In front of the church, on the lamppost, they found another
X
.
Eventually they went off duty that day, Byrne to his life, Jessica to hers. Jessica hugged her children a dozen times that night, sat up all night in the hallway between their two rooms, checking on them every ten minutes, finally falling asleep a half-hour before the alarm clock rang.
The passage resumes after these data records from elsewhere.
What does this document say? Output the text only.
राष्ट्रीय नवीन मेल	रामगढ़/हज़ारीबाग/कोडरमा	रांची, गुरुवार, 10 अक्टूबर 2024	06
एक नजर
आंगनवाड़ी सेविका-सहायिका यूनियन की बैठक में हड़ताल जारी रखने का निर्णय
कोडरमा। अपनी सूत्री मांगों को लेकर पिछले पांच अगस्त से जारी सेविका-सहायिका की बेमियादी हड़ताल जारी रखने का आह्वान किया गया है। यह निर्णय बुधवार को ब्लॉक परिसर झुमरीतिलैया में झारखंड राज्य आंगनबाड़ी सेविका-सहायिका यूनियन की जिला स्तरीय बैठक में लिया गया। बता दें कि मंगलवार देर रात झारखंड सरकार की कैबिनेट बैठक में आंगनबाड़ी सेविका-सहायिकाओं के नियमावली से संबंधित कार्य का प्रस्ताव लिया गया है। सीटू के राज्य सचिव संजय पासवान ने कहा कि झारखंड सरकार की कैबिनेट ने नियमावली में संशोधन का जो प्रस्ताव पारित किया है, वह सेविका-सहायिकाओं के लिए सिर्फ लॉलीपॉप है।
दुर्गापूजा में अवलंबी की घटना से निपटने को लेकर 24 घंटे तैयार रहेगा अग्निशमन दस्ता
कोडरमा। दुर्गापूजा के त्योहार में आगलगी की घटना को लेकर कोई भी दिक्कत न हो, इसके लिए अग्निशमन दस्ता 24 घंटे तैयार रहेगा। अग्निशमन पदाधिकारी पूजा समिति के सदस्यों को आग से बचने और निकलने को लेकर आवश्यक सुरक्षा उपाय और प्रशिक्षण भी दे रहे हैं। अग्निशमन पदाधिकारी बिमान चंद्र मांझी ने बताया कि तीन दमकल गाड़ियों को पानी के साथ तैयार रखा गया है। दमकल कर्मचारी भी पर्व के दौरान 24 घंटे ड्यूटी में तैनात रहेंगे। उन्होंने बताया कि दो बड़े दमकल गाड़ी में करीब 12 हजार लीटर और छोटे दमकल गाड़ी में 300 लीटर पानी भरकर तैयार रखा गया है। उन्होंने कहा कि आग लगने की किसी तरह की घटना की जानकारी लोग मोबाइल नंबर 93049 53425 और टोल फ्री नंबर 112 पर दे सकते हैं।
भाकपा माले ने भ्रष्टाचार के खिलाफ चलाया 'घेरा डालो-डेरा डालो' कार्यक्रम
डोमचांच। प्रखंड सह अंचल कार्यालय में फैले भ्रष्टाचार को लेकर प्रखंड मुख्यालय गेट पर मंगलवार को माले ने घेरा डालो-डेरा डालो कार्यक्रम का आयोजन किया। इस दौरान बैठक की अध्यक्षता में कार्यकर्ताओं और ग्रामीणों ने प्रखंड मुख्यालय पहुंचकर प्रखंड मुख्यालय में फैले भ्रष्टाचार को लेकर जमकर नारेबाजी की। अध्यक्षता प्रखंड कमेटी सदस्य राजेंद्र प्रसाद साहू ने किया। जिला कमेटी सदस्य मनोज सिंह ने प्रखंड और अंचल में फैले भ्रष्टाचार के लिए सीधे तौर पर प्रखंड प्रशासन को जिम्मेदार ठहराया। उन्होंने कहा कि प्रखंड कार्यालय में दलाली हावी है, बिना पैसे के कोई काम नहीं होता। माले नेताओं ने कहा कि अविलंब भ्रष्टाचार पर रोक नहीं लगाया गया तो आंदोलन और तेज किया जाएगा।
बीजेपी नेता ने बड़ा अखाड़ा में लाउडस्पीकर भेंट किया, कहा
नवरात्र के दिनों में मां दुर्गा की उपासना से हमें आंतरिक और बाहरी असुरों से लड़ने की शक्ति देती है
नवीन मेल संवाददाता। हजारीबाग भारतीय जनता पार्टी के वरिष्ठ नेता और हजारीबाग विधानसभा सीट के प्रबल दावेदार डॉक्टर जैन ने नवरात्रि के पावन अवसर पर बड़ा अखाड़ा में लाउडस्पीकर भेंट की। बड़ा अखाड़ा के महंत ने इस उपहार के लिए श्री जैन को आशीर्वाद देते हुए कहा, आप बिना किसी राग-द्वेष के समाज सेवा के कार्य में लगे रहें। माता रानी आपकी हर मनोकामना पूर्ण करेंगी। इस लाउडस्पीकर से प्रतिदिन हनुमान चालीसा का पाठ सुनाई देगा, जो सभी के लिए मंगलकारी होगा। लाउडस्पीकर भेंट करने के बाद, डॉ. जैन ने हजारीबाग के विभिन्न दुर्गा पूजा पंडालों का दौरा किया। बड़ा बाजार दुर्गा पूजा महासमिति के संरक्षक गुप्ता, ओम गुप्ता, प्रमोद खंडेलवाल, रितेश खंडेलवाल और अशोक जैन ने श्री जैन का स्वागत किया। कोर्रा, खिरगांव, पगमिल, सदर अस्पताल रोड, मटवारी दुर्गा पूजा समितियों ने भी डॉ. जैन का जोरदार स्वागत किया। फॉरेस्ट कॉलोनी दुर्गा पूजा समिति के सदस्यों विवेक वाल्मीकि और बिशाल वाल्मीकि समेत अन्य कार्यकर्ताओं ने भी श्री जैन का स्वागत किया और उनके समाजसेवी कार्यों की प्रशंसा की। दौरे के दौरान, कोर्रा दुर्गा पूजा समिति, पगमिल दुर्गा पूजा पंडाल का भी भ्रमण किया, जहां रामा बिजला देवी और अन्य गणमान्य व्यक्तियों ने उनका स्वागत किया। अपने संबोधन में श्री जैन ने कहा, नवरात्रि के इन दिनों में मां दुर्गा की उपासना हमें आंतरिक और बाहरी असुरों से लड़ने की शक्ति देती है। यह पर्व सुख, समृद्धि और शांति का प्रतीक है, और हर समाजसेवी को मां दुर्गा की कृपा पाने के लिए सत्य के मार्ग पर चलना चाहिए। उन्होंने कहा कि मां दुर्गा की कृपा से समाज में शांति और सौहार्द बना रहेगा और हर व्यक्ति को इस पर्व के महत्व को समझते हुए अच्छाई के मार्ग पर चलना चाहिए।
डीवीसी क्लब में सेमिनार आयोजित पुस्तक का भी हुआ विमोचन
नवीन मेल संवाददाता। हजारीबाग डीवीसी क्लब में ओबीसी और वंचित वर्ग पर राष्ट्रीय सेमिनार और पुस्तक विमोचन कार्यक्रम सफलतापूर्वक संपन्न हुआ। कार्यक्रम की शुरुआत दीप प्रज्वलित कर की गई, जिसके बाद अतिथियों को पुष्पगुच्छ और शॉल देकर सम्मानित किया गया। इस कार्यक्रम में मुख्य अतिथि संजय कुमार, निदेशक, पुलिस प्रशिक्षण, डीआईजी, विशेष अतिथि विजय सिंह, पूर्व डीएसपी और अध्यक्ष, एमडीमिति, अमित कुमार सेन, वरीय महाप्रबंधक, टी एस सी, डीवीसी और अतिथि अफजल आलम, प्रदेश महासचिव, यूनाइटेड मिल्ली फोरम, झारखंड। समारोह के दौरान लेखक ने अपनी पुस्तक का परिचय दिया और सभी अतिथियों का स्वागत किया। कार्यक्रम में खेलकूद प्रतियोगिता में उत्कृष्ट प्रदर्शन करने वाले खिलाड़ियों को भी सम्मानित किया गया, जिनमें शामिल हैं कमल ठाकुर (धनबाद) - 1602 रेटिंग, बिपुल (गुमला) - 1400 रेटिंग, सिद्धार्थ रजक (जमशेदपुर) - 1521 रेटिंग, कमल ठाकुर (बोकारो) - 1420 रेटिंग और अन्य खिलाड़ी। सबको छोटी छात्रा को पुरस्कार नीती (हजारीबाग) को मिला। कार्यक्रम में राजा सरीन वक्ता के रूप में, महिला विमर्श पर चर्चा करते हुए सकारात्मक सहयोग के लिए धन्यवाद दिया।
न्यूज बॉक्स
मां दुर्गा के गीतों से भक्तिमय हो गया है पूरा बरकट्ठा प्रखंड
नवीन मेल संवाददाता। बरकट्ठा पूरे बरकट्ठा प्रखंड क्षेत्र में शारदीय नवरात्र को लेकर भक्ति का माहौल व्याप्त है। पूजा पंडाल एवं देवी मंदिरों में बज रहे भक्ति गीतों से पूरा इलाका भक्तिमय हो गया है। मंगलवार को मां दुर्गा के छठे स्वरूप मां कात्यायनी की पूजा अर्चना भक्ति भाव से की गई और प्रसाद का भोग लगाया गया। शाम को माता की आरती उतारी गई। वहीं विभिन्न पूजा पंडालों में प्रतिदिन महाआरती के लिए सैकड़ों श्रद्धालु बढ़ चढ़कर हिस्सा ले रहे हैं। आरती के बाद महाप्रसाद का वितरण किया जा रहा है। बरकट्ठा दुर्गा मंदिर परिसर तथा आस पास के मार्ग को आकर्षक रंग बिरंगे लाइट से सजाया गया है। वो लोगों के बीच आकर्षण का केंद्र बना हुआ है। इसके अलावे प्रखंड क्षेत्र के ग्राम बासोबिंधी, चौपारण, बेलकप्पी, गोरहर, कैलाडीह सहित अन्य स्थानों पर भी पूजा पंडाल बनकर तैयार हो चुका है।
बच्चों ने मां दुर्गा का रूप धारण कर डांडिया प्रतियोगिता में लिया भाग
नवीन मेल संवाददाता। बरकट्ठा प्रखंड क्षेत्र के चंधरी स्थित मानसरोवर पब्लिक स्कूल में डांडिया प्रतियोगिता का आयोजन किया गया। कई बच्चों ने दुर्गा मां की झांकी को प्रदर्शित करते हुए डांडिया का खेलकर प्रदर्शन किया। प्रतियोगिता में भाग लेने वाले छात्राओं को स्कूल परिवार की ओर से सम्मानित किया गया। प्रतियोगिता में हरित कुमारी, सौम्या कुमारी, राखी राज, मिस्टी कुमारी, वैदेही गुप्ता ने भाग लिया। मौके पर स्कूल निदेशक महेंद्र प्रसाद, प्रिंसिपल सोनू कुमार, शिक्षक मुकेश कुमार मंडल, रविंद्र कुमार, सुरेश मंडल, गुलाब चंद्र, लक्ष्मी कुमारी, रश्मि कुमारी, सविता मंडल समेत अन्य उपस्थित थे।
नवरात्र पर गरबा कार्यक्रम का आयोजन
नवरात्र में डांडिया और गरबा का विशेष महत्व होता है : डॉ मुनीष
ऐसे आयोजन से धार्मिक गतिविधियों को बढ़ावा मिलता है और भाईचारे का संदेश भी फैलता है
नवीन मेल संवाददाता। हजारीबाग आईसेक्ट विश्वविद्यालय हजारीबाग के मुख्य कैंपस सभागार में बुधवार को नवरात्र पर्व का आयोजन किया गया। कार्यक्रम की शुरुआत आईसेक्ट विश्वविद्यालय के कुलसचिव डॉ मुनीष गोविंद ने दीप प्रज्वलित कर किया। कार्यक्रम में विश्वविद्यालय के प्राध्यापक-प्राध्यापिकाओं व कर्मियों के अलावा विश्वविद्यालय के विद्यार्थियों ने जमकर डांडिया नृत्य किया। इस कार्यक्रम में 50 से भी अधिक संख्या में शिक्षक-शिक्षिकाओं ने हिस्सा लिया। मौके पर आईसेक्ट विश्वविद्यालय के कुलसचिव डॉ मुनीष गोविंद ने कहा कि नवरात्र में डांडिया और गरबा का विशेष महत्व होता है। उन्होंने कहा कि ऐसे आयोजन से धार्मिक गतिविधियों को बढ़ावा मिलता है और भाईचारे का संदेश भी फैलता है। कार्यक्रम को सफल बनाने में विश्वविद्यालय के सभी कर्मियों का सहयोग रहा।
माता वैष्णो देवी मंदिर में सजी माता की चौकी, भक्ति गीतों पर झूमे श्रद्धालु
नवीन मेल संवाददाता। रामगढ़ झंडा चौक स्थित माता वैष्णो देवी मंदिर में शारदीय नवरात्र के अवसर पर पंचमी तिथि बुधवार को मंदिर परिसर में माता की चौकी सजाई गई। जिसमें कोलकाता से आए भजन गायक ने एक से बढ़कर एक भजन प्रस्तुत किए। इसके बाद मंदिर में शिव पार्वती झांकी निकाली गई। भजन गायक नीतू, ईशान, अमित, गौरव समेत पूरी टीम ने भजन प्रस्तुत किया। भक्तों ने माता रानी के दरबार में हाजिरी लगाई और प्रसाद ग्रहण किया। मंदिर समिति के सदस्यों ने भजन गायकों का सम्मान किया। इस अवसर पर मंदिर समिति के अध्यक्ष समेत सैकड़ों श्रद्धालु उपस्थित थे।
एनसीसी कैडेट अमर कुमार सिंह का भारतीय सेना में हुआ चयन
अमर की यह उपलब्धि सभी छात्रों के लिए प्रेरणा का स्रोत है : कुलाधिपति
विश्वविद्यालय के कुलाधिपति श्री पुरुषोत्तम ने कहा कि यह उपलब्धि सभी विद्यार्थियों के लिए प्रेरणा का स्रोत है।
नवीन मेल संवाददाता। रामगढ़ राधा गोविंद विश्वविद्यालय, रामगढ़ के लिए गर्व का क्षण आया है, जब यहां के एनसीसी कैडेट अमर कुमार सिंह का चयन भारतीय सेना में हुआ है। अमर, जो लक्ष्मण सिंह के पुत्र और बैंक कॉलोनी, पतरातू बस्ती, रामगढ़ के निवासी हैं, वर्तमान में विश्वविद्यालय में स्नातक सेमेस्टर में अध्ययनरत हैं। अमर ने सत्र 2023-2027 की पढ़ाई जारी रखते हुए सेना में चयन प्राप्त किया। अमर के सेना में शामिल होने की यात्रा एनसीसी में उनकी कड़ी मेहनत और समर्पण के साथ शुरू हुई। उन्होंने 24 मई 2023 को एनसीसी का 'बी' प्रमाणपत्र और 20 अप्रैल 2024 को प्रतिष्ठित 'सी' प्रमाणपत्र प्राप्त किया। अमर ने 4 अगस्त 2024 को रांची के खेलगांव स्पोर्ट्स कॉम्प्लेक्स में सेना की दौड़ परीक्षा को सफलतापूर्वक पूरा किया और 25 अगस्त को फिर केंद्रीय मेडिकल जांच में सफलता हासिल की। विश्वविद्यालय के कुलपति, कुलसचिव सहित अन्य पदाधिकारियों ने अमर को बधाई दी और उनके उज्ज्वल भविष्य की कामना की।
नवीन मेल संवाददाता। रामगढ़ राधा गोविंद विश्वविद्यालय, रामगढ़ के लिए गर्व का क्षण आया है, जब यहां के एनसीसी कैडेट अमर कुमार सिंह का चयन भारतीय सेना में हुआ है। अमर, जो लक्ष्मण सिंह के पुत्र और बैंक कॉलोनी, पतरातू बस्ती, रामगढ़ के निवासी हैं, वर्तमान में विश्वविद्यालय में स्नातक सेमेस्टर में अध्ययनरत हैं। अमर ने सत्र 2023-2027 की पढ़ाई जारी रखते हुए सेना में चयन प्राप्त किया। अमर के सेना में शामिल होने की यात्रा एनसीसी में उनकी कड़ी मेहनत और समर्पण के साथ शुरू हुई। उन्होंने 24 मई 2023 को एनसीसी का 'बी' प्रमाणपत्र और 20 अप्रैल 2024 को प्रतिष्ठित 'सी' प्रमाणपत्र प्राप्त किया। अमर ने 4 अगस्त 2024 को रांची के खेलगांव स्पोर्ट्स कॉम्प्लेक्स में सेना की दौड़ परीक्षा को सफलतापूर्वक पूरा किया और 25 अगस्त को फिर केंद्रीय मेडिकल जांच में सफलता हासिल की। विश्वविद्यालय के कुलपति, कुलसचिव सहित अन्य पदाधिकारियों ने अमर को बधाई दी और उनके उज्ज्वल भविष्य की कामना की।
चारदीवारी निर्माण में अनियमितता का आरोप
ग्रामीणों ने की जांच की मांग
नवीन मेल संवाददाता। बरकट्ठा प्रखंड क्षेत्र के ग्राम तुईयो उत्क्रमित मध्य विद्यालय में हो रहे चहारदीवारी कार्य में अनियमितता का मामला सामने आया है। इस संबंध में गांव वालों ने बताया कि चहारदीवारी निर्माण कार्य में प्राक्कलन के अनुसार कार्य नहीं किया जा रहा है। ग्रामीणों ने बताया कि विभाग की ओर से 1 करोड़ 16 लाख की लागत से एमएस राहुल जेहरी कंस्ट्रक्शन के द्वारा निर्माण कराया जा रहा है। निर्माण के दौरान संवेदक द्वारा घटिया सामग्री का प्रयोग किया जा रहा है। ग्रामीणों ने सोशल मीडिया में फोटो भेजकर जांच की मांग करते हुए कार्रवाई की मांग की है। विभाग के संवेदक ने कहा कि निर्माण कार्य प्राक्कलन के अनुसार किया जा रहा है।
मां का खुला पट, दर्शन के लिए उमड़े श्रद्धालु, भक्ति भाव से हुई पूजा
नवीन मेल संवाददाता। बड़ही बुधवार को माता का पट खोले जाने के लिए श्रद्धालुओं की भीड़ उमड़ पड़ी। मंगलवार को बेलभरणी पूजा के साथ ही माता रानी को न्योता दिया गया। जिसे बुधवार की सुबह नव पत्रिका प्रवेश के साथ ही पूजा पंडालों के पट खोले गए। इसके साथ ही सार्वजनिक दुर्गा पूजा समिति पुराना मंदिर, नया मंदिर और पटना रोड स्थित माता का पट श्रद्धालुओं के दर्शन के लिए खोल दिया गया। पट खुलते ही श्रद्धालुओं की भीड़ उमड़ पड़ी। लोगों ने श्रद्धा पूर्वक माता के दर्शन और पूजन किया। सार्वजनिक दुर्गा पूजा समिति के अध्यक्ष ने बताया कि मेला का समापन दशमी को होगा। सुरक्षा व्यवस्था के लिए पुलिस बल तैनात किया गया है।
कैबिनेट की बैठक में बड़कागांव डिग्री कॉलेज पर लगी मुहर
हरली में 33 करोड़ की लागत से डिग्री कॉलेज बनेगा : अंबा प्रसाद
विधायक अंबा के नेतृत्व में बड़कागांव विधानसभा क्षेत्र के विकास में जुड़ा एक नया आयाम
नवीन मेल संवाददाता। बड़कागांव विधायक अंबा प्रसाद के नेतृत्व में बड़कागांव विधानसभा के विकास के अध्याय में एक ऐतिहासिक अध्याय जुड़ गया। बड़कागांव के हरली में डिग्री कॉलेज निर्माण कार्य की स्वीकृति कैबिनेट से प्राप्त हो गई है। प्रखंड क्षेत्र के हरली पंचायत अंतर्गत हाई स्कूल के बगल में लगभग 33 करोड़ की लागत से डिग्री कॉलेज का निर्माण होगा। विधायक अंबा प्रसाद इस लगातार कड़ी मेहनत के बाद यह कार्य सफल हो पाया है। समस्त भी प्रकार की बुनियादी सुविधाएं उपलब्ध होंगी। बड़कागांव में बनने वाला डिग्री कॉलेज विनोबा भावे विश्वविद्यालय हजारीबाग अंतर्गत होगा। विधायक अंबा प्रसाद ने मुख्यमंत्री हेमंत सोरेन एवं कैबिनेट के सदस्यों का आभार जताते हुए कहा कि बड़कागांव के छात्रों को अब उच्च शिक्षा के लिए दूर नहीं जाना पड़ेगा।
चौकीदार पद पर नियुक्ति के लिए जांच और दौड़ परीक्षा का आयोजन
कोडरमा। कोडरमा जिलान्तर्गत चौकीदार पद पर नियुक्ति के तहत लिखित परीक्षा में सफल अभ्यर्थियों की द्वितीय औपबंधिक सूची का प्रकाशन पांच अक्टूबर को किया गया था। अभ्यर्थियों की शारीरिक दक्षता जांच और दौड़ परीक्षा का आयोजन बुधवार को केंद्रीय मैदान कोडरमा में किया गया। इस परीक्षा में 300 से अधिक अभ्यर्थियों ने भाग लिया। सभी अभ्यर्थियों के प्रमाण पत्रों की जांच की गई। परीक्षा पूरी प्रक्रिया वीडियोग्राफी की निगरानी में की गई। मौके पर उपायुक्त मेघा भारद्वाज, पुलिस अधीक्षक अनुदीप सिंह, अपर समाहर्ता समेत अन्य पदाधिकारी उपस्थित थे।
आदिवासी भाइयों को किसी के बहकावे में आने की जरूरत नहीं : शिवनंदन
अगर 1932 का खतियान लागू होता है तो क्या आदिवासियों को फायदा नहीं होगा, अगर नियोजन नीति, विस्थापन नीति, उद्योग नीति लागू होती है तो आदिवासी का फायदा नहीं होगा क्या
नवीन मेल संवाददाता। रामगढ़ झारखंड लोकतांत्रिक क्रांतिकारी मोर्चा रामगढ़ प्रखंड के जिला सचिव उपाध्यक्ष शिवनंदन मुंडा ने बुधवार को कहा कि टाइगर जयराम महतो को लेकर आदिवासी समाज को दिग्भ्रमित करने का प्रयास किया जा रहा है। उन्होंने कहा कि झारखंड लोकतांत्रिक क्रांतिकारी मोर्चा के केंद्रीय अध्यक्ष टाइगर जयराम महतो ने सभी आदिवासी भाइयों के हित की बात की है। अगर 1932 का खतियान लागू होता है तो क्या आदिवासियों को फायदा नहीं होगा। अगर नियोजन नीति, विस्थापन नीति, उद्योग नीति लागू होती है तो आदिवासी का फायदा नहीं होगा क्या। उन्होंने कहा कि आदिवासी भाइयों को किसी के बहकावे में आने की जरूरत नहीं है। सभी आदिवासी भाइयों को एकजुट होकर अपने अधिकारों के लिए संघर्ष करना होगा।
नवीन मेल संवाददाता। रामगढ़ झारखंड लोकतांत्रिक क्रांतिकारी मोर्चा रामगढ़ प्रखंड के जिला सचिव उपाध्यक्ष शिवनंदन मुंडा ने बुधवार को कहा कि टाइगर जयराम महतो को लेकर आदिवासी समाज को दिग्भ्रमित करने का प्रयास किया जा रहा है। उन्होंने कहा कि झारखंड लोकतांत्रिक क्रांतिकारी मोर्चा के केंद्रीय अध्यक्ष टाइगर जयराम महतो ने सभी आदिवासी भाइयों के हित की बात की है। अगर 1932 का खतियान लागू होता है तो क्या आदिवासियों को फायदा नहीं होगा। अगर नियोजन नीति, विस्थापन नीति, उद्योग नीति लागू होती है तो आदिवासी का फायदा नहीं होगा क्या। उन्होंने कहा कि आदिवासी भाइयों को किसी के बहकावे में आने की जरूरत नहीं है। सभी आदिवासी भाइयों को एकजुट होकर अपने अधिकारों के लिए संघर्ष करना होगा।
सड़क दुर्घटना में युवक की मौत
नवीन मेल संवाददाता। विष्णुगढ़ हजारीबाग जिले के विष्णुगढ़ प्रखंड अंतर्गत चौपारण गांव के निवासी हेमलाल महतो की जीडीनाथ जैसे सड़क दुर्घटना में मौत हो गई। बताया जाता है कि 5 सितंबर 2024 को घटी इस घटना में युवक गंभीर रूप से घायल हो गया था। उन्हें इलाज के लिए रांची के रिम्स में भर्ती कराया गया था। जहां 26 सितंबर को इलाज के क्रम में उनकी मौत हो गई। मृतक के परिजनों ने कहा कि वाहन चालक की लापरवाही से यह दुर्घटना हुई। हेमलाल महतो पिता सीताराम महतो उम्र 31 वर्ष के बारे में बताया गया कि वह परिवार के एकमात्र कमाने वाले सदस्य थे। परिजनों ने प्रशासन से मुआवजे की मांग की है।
Two days later the hot rage that had burned inside became something else, a feeling she’d had only a few times as a
police officer. She had taken every case she’d ever been assigned as a homicide detective seriously, and had the utmost respect for the dead, even if the victim was a despicable person. Every detective Jessica knew felt the same way. But there were cases that put you to bed, woke you up, ate with you, and walked with you. There were cases that took showers with you, went shopping with you, and sat with you in a movie theater. You never escaped their scrutiny, until they were closed.
This was one of those cases.
She knew that there was a process – not to mention a backlog – that was in place when it came to forensics. Blood typing, fingerprint identification, hair and fiber, DNA testing. These things took time.
Jessica knew all this and it still didn’t stop her from calling the lab every hour on the hour. She had not slept twenty minutes straight since leaving that church.
Those tiny fingers and toes.
Every time the image crossed her mind she felt the anger and fury begin to surge.
It was far from the first dead body she had ever seen, of course. It was far from the first dead
infant
she had ever seen. You work homicide in a place like Philadelphia and there is no confirmation of man’s inhumanity that shocks or surprises.
It was the
way
they had found the baby. The flawless preservation in that frozen block of ice. It was as if the baby would remain a child eternally, forever stalled mid-breath, eyes open. Perfect, crystal blue eyes.